From core bonding orbital C (C23), which has the occupancy 1.9994 electrons move to anti-bonding R* (C23), R* (C30), and R* (H33) with the transition energies are 111.01, 25.20, and 254.09 kcal/mol, respectively, from C (C23) with the occupancy is 19,994 to R* (H33), σ* (C2-C8), and σ* (C26-H28) having the energies are 165.30, 100.33, and 100.05 kcal/mol, respectively, from C (O24) to σ* (C26-H29) has the energy is 104.46 kcal/mol with occupancy is 1.9997, and from C (C30) having the occupancy is 1.9992 to R* (H17), R* (C23), R* (C30), R* (H33), σ* (C2-C8), σ* (C26-H28), σ* (C30-H31), and σ* (C30-H32) with the energies are 69.05, 1429.01, 485.11, 2218.86, 1038.03, 1094.80, 255.02, and 368.22 kcal/mol, respectively. From lone pair orbital n (N14) with the occupancy is 1.6360 to σ* (C7-C8) with the energy 34.96 kcal/mol, from n (N21) has the occupancy is 1.7134 to σ* (C23-O24) having the energy 48.68 kcal/mol, and from n (O24) having the occupancy is 1.9771 to R* (C23), R* (C30), R* (H33), σ* (C1-C2), and σ* (C2-C3) with the energies are 45.23, 251.23, 124.44, 180.36, and 80.00 kcal/mol, respectively. From anti-bonding orbital σ* (C1-C2) having the occupancy 0.4953 to R* (C30) and σ* (C2-C3) with the energies are 349.61 and 107.48 kcal/mol, respectively, from σ* (C5-C6) has occupancy is 0.3175 to R* (C30) with the energy is 108.84 kcal/mol, and from σ* (C23-O24) has occupancy is 0.2792 to R* (C30) with the energy is 78.70 kcal/mol. The inherent stabilisation of the molecule is evident from the series of hyperconjugative interactions presented above. These interactions can also be between the melatonin and the surrounding solvent molecules, which reveals its stabilisation in biological medium and also between the molecule and the target proteins used in the docking.
3.6. Total electrostatic potentials (ESP) and average localised ionization energy (ALIE) of melatonin
The electrostatic potential [48,49] explains how reactive sites can undergo nucleophilic or electrophilic addition or substitution reactions of melatonin, shown in Fig. 2 within 11.00 Bohr [3], and a color change from blue to red indicates charges on elements from −0.100 to 0.100. The blue color appears in both methoxy-oxygen and acetamide-oxygen; these are electron-rich sites, and electrophiles can quickly attack them. The red color appears on all of the hydrogens; these are electron-poor sites, and nucleophiles can quickly attack them.

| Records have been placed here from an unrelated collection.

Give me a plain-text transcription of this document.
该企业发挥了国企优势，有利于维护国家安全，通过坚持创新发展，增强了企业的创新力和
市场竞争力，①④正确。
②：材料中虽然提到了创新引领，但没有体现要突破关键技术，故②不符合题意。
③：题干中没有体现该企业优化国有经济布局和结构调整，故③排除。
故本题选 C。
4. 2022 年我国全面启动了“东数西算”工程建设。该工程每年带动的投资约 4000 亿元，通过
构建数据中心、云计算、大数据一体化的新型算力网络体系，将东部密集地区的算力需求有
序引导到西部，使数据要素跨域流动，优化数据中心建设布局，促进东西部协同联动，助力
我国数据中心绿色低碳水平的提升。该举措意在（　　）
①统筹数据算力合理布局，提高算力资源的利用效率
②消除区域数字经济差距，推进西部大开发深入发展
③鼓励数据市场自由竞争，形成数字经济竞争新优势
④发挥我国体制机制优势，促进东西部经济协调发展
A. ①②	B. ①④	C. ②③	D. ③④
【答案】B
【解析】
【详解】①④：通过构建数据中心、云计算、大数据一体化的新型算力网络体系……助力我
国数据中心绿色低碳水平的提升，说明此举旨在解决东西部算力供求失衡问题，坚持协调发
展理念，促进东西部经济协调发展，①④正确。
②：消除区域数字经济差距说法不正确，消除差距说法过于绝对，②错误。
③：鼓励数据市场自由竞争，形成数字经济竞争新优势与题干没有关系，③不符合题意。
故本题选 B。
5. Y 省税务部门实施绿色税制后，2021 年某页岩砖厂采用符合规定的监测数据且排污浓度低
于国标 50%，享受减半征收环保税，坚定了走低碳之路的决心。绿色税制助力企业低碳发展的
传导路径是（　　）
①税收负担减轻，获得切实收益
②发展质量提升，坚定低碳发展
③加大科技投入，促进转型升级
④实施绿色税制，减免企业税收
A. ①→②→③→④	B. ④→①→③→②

The ALIE clarifies the stability of any molecule based on saturated and unsaturated bond electron movements which are localised or delocalised [48]. The number of the resonance structure is proportional to the stability of the molecule. The ALIE of melatonin shown in Fig. 3 is within the range of ±11.00 Bohr, color is from indigo to red, and the numerical value is from 0.000 to 2.000. The blue color of protons in the methoxy group, three protons in the six-membered ring in the indole group, methyl protons, and both adjacent carbons in the acetamide group are all sites that act as electrophiles. The red color of acetamide‑carbon, conjugated carbon with oxygen atoms, and both acetamide-amide and methoxy groups are all sites that act as nucleophiles. These blue and red regions represent saturated bonds. The bluish-green regions are on indole rings to methoxy carbons via oxygen and acetamide chains. This indicates that delocalised electrons and unsaturated bonds lead to several resonance structures and explains the stability of melatonin. The electrophilic and nucleophilic reactive centres identified above interact with the COVID virus proteins and provide various electrostatic and non-covalent interactions and increases drug affinity.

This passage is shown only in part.